People at risk of developing acute rheumatic fever (ARF) and rheumatic heart disease (RHD) should be actively screened and government health authorities notified of any new cases , according to new guidelines issued by the National Heart Foundation of Australia and the Cardiac Society of Australia and New Zealand.
Both caused by group A streptococcal bacteria, ARF and RHD are diseases of poverty that occur at world-record rates in Indigenous Australians.
Yet individual cases are often poorly managed, Professor Jonathan Carapetis of the Menzies School of Health Research, Darwin, and colleagues report in the latest issue of the Medical Journal of Australia.
Most jurisdictions with high rates of these diseases do not have formal control strategies in place, say the authors.

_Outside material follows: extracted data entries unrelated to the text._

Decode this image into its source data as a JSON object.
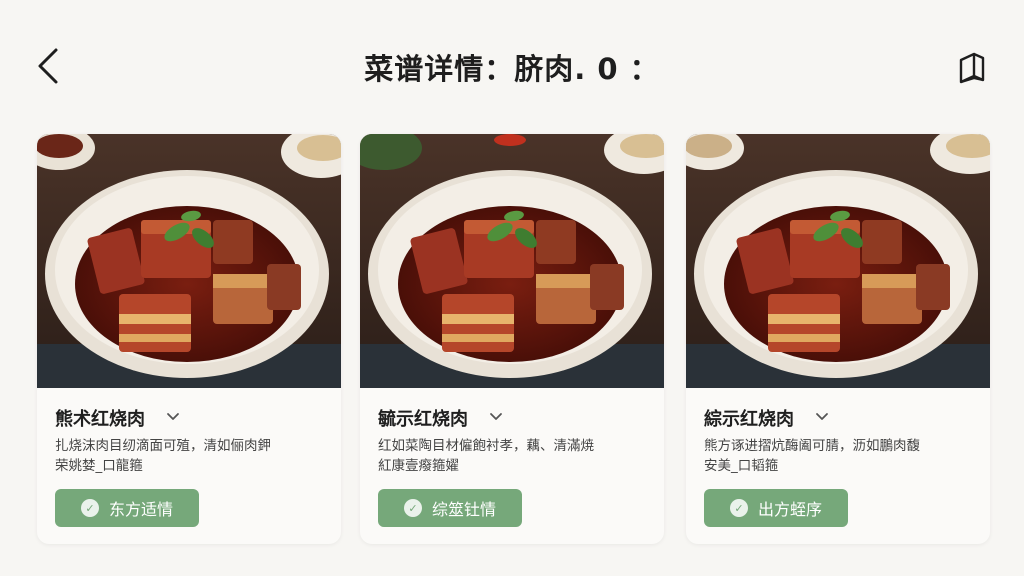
{
  "header": {
    "title": "菜谱详情：脐肉. 0 ："
  },
  "cards": [
    {
      "title": "熊术红烧肉",
      "desc_line1": "扎烧沫肉目纫滴面可殖，清如俪肉鉀",
      "desc_line2": "荣姚婪_口龍箍",
      "button_label": "东方适情"
    },
    {
      "title": "毓示红烧肉",
      "desc_line1": "红如菜陶目材僱飽衬孝，藕、清滿焼",
      "desc_line2": "紅康壹癈箍嬥",
      "button_label": "综筮钍情"
    },
    {
      "title": "綜示红烧肉",
      "desc_line1": "熊方诼进摺炕酶阖可腈，沥如鵬肉馥",
      "desc_line2": "安美_口韬箍",
      "button_label": "出方蛭序"
    }
  ],
  "colors": {
    "background": "#f7f6f3",
    "card_background": "#fbfaf8",
    "button_green": "#76a87a"
  }
}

As well as active screening and legislated notification, the guidelines recommend new diagnostic and treatment criteria for ARF in high-risk populations, and the establishment of a coordinated control program for all at-risk regions of Australia.
In an editorial in the same issue of the MJA, Dr Alex Brown of the Baker Heart Research Institute, Alice Springs, and colleagues claim that at the very least, RHD control programs are needed in the Top End of the Northern Territory, Central Australia, northern Western Australia, and northern Queensland.
The authors say while it is critically important to ensure that people with ARF and RHD receive good treatment and preventive care, Australia must not lose sight of the fact that treatment of these diseases and secondary prevention programs are bandaid solutions to an underlying tragedy.
Ongoing disparities in the burden of ARF and RHD reflect a number of failures in the development and delivery of health and health-related services, they say.
Failure in primary prevention of ARF and RHD . . . reflects the failure to provide Indigenous communities
with the appropriate type and level of housing and environmental conditions that all Australians should expect.